In Philadelphia, researchers at the University of Pennsylvania find, possessing a gun is strongly associated with getting shot. Since "guns did not protect those who possessed them," they conclude, "people should rethink their possession of guns." This is like noting that possessing a parachute is strongly associated with being injured while jumping from a plane, then concluding that skydivers would be better off unemcumbered by safety equipment designed to slow their descent. "Can this study possibly be as stupid as it sounds?" asks Stewart Baker at Skating on Stilts. Having shelled out $30 for the privilege of reading the entire article, which appears in the November American Journal of Public Health, I can confirm that the answer is yes. ...
Read the rest here. If guns make those who carry them less safe, shouldn't we immediately disarm all our cops? After all, the guns cops carry make them less safe, if we simple folk are to believe the study's conclusion.
And UCLA law professor Eugene Volokh eviscerates the study's methodology and conclusions here:
... Conspicuously missing from the press release and the news story were two critical limitations that were admitted in the original study. These qualifiers mean that the press release headline, as well as all the other statements and implications of causation, were quite mistaken. Perhaps defensive possession and carrying of guns helps protect the possessor and carrier, and perhaps it doesn’t. But the study sheds virtually no light on the subject.
1. To begin with, there’s the obvious causation/correlation problem. Maybe, as the authors speculate, carrying a gun increases your chances of being shot with a gun (as suggested by the framing of the issue as “whether guns are protective or perilous”), or at least fails to decrease them (”guns did not protect”). Or maybe a third source — perhaps some people’s being the targets of death threats, or being in a dangerous legal line of work, or being gang members or drug dealers — causes both higher gun carrying among those people and higher risk of being shot.
By way of analogy, we don’t suggest that pacemakers cause heart attacks, or don’t protect against heart attacks, just because we find a correlation between the presence of pacemaker and the incidence of heart attacks. Obviously, people might get pacemakers precisely because they’re at risk of heart attacks. Well, people might get guns precisely because they’re at risk of attack. (Stewart Baker makes a similar point.) [emphasis added]

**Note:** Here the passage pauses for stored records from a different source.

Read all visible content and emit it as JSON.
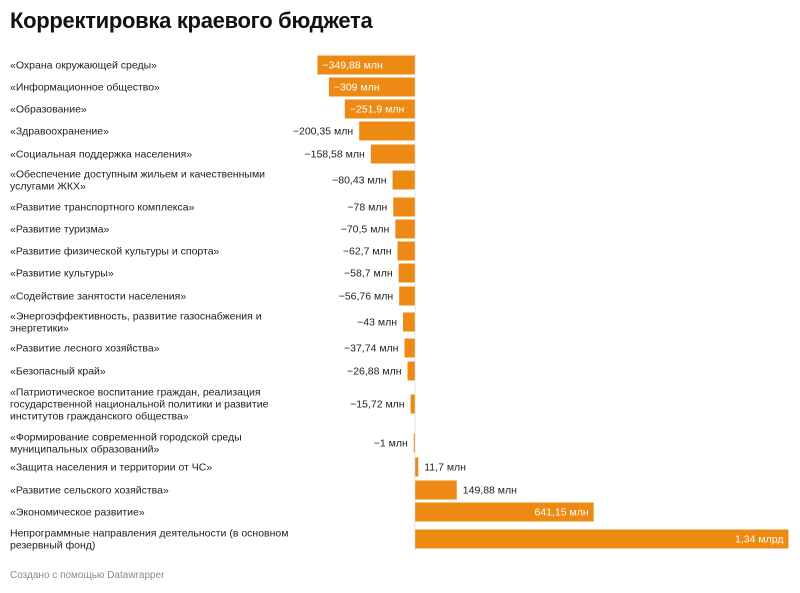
{
  "header": {
    "title": "Корректировка краевого бюджета"
  },
  "footer": {
    "credit": "Создано с помощью Datawrapper"
  },
  "colors": {
    "bar": "#ED8A14",
    "label_inside": "#ffffff",
    "label_outside": "#222222"
  },
  "chart_data": {
    "type": "bar",
    "orientation": "horizontal",
    "unit_base": "млн",
    "categories": [
      "«Охрана окружающей среды»",
      "«Информационное общество»",
      "«Образование»",
      "«Здравоохранение»",
      "«Социальная поддержка населения»",
      "«Обеспечение доступным жильем и качественными услугами ЖКХ»",
      "«Развитие транспортного комплекса»",
      "«Развитие туризма»",
      "«Развитие физической культуры и спорта»",
      "«Развитие культуры»",
      "«Содействие занятости населения»",
      "«Энергоэффективность, развитие газоснабжения и энергетики»",
      "«Развитие лесного хозяйства»",
      "«Безопасный край»",
      "«Патриотическое воспитание граждан, реализация государственной национальной политики и развитие институтов гражданского общества»",
      "«Формирование современной городской среды муниципальных образований»",
      "«Защита населения и территории от ЧС»",
      "«Развитие сельского хозяйства»",
      "«Экономическое развитие»",
      "Непрограммные направления деятельности (в основном резервный фонд)"
    ],
    "values": [
      -349.88,
      -309,
      -251.9,
      -200.35,
      -158.58,
      -80.43,
      -78,
      -70.5,
      -62.7,
      -58.7,
      -56.76,
      -43,
      -37.74,
      -26.88,
      -15.72,
      -1,
      11.7,
      149.88,
      641.15,
      1340
    ],
    "value_labels": [
      "−349,88 млн",
      "−309 млн",
      "−251,9 млн",
      "−200,35 млн",
      "−158,58 млн",
      "−80,43 млн",
      "−78 млн",
      "−70,5 млн",
      "−62,7 млн",
      "−58,7 млн",
      "−56,76 млн",
      "−43 млн",
      "−37,74 млн",
      "−26,88 млн",
      "−15,72 млн",
      "−1 млн",
      "11,7 млн",
      "149,88 млн",
      "641,15 млн",
      "1,34 млрд"
    ],
    "label_inside": [
      true,
      true,
      true,
      false,
      false,
      false,
      false,
      false,
      false,
      false,
      false,
      false,
      false,
      false,
      false,
      false,
      false,
      false,
      true,
      true
    ]
  }
}
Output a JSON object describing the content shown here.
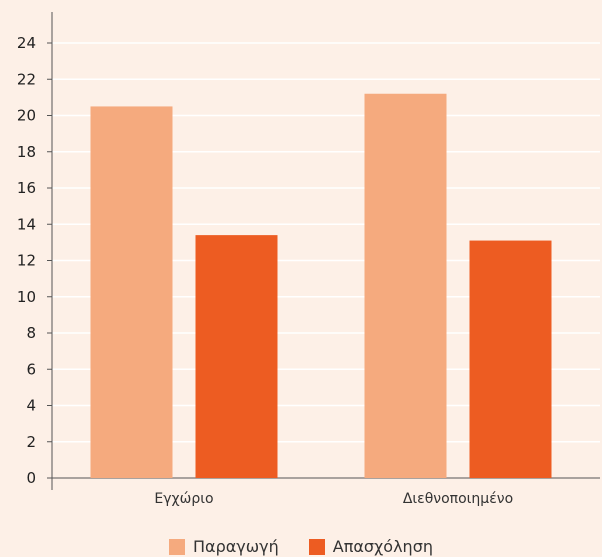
{
  "chart_data": {
    "type": "bar",
    "categories": [
      "Εγχώριο",
      "Διεθνοποιημένο"
    ],
    "series": [
      {
        "name": "Παραγωγή",
        "values": [
          20.5,
          21.2
        ],
        "color": "#f5aa7e"
      },
      {
        "name": "Απασχόληση",
        "values": [
          13.4,
          13.1
        ],
        "color": "#ed5c22"
      }
    ],
    "ylim": [
      0,
      24
    ],
    "yticks": [
      0,
      2,
      4,
      6,
      8,
      10,
      12,
      14,
      16,
      18,
      20,
      22,
      24
    ],
    "grid": true,
    "legend_position": "bottom",
    "background": "#fdf0e7",
    "grid_color": "#ffffff"
  }
}
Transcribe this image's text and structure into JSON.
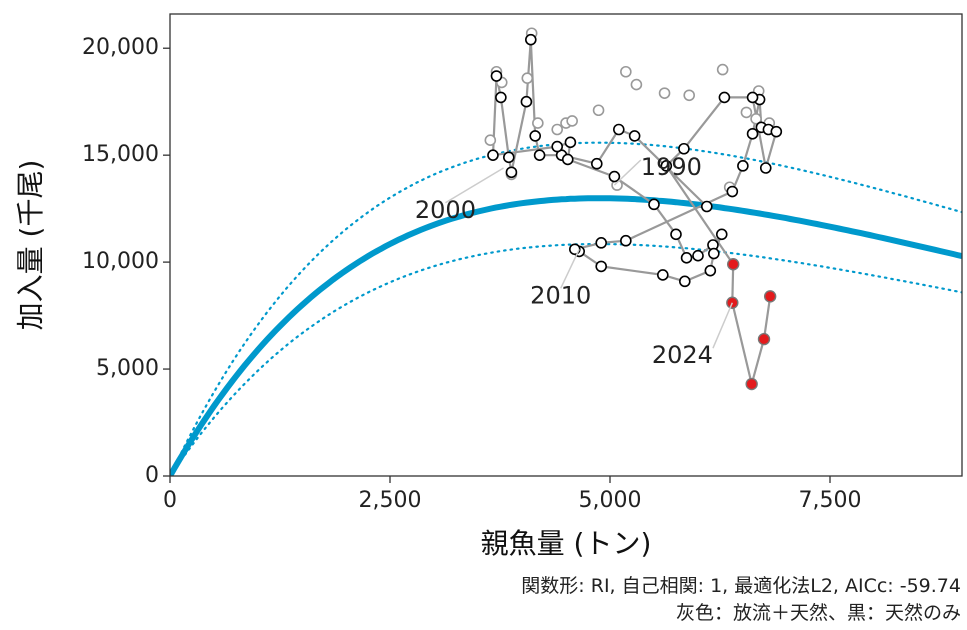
{
  "chart_data": {
    "type": "scatter",
    "xlabel": "親魚量 (トン)",
    "ylabel": "加入量 (千尾)",
    "xlim": [
      0,
      9000
    ],
    "ylim": [
      0,
      21600
    ],
    "xticks": [
      0,
      2500,
      5000,
      7500
    ],
    "xtick_labels": [
      "0",
      "2,500",
      "5,000",
      "7,500"
    ],
    "yticks": [
      0,
      5000,
      10000,
      15000,
      20000
    ],
    "ytick_labels": [
      "0",
      "5,000",
      "10,000",
      "15,000",
      "20,000"
    ],
    "grid": false,
    "colors": {
      "fit": "#0099cc",
      "path": "#999999",
      "natural_point_edge": "#000000",
      "total_point_edge": "#999999",
      "recent_point_fill": "#e31a1c"
    },
    "fit_curve": {
      "model": "RI",
      "a": 7.248,
      "b": 0.0002053,
      "upper_factor": 1.2,
      "lower_factor": 0.835
    },
    "series": [
      {
        "role": "natural-path",
        "points": [
          [
            6100,
            12600
          ],
          [
            5280,
            15900
          ],
          [
            5100,
            16200
          ],
          [
            4850,
            14600
          ],
          [
            4450,
            15000
          ],
          [
            4200,
            15000
          ],
          [
            4150,
            15900
          ],
          [
            4100,
            20400
          ],
          [
            4050,
            17500
          ],
          [
            3880,
            14200
          ],
          [
            3850,
            14900
          ],
          [
            3760,
            17700
          ],
          [
            3710,
            18700
          ],
          [
            3670,
            15000
          ],
          [
            4400,
            15400
          ],
          [
            4550,
            15600
          ],
          [
            4520,
            14800
          ],
          [
            5050,
            14000
          ],
          [
            5500,
            12700
          ],
          [
            5750,
            11300
          ],
          [
            5870,
            10200
          ],
          [
            6000,
            10300
          ],
          [
            6170,
            10800
          ],
          [
            6270,
            11300
          ],
          [
            6180,
            10400
          ],
          [
            6140,
            9600
          ],
          [
            5850,
            9100
          ],
          [
            5600,
            9400
          ],
          [
            4900,
            9800
          ],
          [
            4650,
            10500
          ],
          [
            4600,
            10600
          ],
          [
            4900,
            10900
          ],
          [
            5180,
            11000
          ],
          [
            6390,
            13300
          ],
          [
            6510,
            14500
          ],
          [
            6620,
            16000
          ],
          [
            6700,
            17600
          ],
          [
            6720,
            16300
          ],
          [
            6800,
            16200
          ],
          [
            6890,
            16100
          ],
          [
            6770,
            14400
          ],
          [
            6620,
            17700
          ],
          [
            6300,
            17700
          ],
          [
            5840,
            15300
          ],
          [
            5640,
            14500
          ]
        ]
      },
      {
        "role": "total-points",
        "points": [
          [
            3640,
            15700
          ],
          [
            3710,
            18900
          ],
          [
            3770,
            18400
          ],
          [
            3880,
            14100
          ],
          [
            4060,
            18600
          ],
          [
            4110,
            20700
          ],
          [
            4180,
            16500
          ],
          [
            4400,
            16200
          ],
          [
            4500,
            16500
          ],
          [
            4570,
            16600
          ],
          [
            4870,
            17100
          ],
          [
            5180,
            18900
          ],
          [
            5300,
            18300
          ],
          [
            5620,
            17900
          ],
          [
            5900,
            17800
          ],
          [
            6280,
            19000
          ],
          [
            6550,
            17000
          ],
          [
            6690,
            18000
          ],
          [
            6810,
            16500
          ],
          [
            6660,
            16700
          ],
          [
            6360,
            13500
          ],
          [
            5080,
            13600
          ]
        ]
      },
      {
        "role": "recent-points",
        "points": [
          [
            6400,
            9900
          ],
          [
            6390,
            8100
          ],
          [
            6610,
            4300
          ],
          [
            6750,
            6400
          ],
          [
            6820,
            8400
          ]
        ]
      }
    ],
    "annotations": [
      {
        "text": "1990",
        "x": 5050,
        "y": 13600,
        "lx": 5350,
        "ly": 14400,
        "anchor": "start"
      },
      {
        "text": "2000",
        "x": 3790,
        "y": 14400,
        "lx": 3130,
        "ly": 12400,
        "anchor": "middle"
      },
      {
        "text": "2010",
        "x": 4650,
        "y": 10600,
        "lx": 4440,
        "ly": 8400,
        "anchor": "middle"
      },
      {
        "text": "2024",
        "x": 6390,
        "y": 8100,
        "lx": 6170,
        "ly": 5600,
        "anchor": "end"
      }
    ]
  },
  "caption": {
    "line1": "関数形: RI, 自己相関: 1, 最適化法L2, AICc: -59.74",
    "line2": "灰色：放流＋天然、黒：天然のみ"
  }
}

One can try to control for this in some measure — but while the study controls for some relevant attributes (race, sex, age, neighborhood, having a “high-risk occupation,” and having at least one arrest on one’s record), it leaves a vast range of factors uncontrolled. You’d think that gang members are more likely than others to carry guns and to get shot, even controlling for the presence of an arrest record. (Lots of law-abiding people carry guns, but I expect that more gang members do.) But the study doesn’t control for that, or for many other things. ...
For the stats and science geeks, Prof. Volokh's comments on the study's fatal flaws are well worth a read. His conclusion:
... And all this is in addition to the possible confounding factors discussed in item 1 above. If there were no such confounders, then perhaps even a low odds ratio might be telling, or perhaps even a statistically insignificant odds ratio above 1 might in some measure undermine the “guns as protective” theory. But these two problems put together — the possibility that the result stems from the existence of a high-risk group whose members are especially likely both to carry guns and be the targets of attack, and the possibility of even slight misreporting dramatically affecting the results — make the study highly uninformative.
So it’s possible that gun possession was “perilous,” in the sense of increasing the risk of the possessor’s being injured. It’s possible that it “did not protect those who possessed guns,” in the sense that it didn’t reduce the risk of the possessor’s being injured. But it’s also possible that it was “protective,” in that it reduced the risk of the possessor’s being injured, but this result is swamped by the other phenomena I point to. The study doesn’t give us much extra information about which theory is correct. And yet it is publicized, and it’s reported, as if it did robustly show the causal relationship.
The good professor is being kind, methinks. Hopefully this shoddy study, conducted by an associate professor of epidemiology, isn't what passes for excellence in the Public Health departments of our universities.